Un projet politique sous couvert de populisme
Fait nouveau et particulièrement préoccupant, Viv Ansanm tente de se donner une légitimité politique. Ses chefs se présentent comme des défenseurs des plus pauvres face aux « élites prédatrices » et aux ingérences étrangères. Certains ont même annoncé la création d’un parti politique et revendiquent une place dans la future gouvernance, alors que le mandat du Conseil présidentiel de transition doit prendre fin le 7 février 2026.
L’objectif affiché est clair : obtenir une amnistie générale pour les chefs et membres de la coalition, en échange d’une hypothétique baisse de la violence.

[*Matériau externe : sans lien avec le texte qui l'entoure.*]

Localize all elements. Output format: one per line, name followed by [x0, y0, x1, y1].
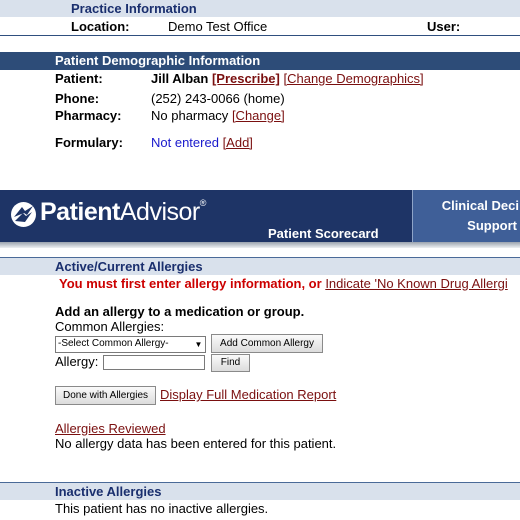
demographics-title: Patient Demographic Information	[55, 53, 261, 68]
no-inactive-allergies-text: This patient has no inactive allergies.	[55, 501, 269, 516]
formulary-row: Not entered [Add]	[151, 135, 253, 150]
allergy-search-input[interactable]	[103, 355, 205, 370]
location-value: Demo Test Office	[168, 19, 268, 34]
practice-info-header: Practice Information	[0, 0, 520, 17]
allergy-warning: You must first enter allergy information…	[59, 276, 322, 291]
practice-info-title: Practice Information	[71, 1, 197, 16]
patient-name: Jill Alban	[151, 71, 209, 86]
change-demographics-link[interactable]: [Change Demographics]	[283, 71, 423, 86]
pharmacy-change-link[interactable]: [Change]	[232, 108, 285, 123]
patient-label: Patient:	[55, 71, 103, 86]
common-allergies-label: Common Allergies:	[55, 319, 165, 334]
patient-advisor-logo: PatientAdvisor®	[40, 198, 206, 226]
allergy-warning-row: You must first enter allergy information…	[59, 276, 508, 291]
divider	[0, 35, 520, 36]
formulary-add-link[interactable]: [Add]	[223, 135, 253, 150]
active-allergies-title: Active/Current Allergies	[55, 259, 203, 274]
chevron-down-icon[interactable]: ▼	[193, 338, 204, 351]
prescribe-link[interactable]: [Prescribe]	[212, 71, 280, 86]
active-allergies-header: Active/Current Allergies	[0, 257, 520, 275]
add-common-allergy-button[interactable]: Add Common Allergy	[211, 334, 323, 353]
pharmacy-label: Pharmacy:	[55, 108, 122, 123]
allergies-reviewed-link[interactable]: Allergies Reviewed	[55, 421, 166, 436]
inactive-allergies-header: Inactive Allergies	[0, 482, 520, 500]
formulary-value: Not entered	[151, 135, 219, 150]
patient-row: Jill Alban [Prescribe] [Change Demograph…	[151, 71, 424, 86]
phone-value: (252) 243-0066 (home)	[151, 91, 285, 106]
location-label: Location:	[71, 19, 130, 34]
patient-advisor-banner: PatientAdvisor® Patient Scorecard Clinic…	[0, 190, 520, 242]
clinical-decision-support-tab[interactable]: Clinical Deci Support	[412, 190, 520, 242]
no-known-allergies-link[interactable]: Indicate 'No Known Drug Allergi	[325, 276, 507, 291]
find-button[interactable]: Find	[211, 354, 250, 372]
banner-shadow	[0, 242, 520, 248]
patient-advisor-logo-icon	[11, 202, 36, 227]
allergy-label: Allergy:	[55, 354, 99, 369]
inactive-allergies-title: Inactive Allergies	[55, 484, 162, 499]
demographics-header: Patient Demographic Information	[0, 52, 520, 70]
add-allergy-title: Add an allergy to a medication or group.	[55, 304, 305, 319]
pharmacy-value: No pharmacy	[151, 108, 229, 123]
full-medication-report-link[interactable]: Display Full Medication Report	[160, 387, 336, 402]
no-allergy-data-text: No allergy data has been entered for thi…	[55, 436, 337, 451]
pharmacy-row: No pharmacy [Change]	[151, 108, 285, 123]
done-with-allergies-button[interactable]: Done with Allergies	[55, 386, 156, 405]
patient-scorecard-title: Patient Scorecard	[268, 226, 379, 241]
phone-label: Phone:	[55, 91, 100, 106]
common-allergy-select[interactable]: -Select Common Allergy- ▼	[55, 336, 206, 353]
formulary-label: Formulary:	[55, 135, 123, 150]
user-label: User:	[427, 19, 461, 34]
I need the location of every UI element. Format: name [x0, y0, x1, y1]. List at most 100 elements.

Une force internationale face à un dilemme
Dans ce contexte, le Conseil de sécurité de l’ONU a approuvé la création d’une nouvelle Gang Suppression Force, appelée à remplacer la mission multinationale dirigée par le Kenya, jugée largement inefficace faute de moyens. Forte de 5 500 soldats et dotée d’un mandat plus offensif, cette force pourrait, selon l’ICG, modifier le rapport de force.
Mais le rapport met en garde : une réponse exclusivement militaire risque d’entraîner une escalade des combats, avec de lourdes pertes civiles. Sans stratégie politique claire, sans mécanismes de redevabilité et sans plan de démobilisation, la victoire militaire resterait illusoire.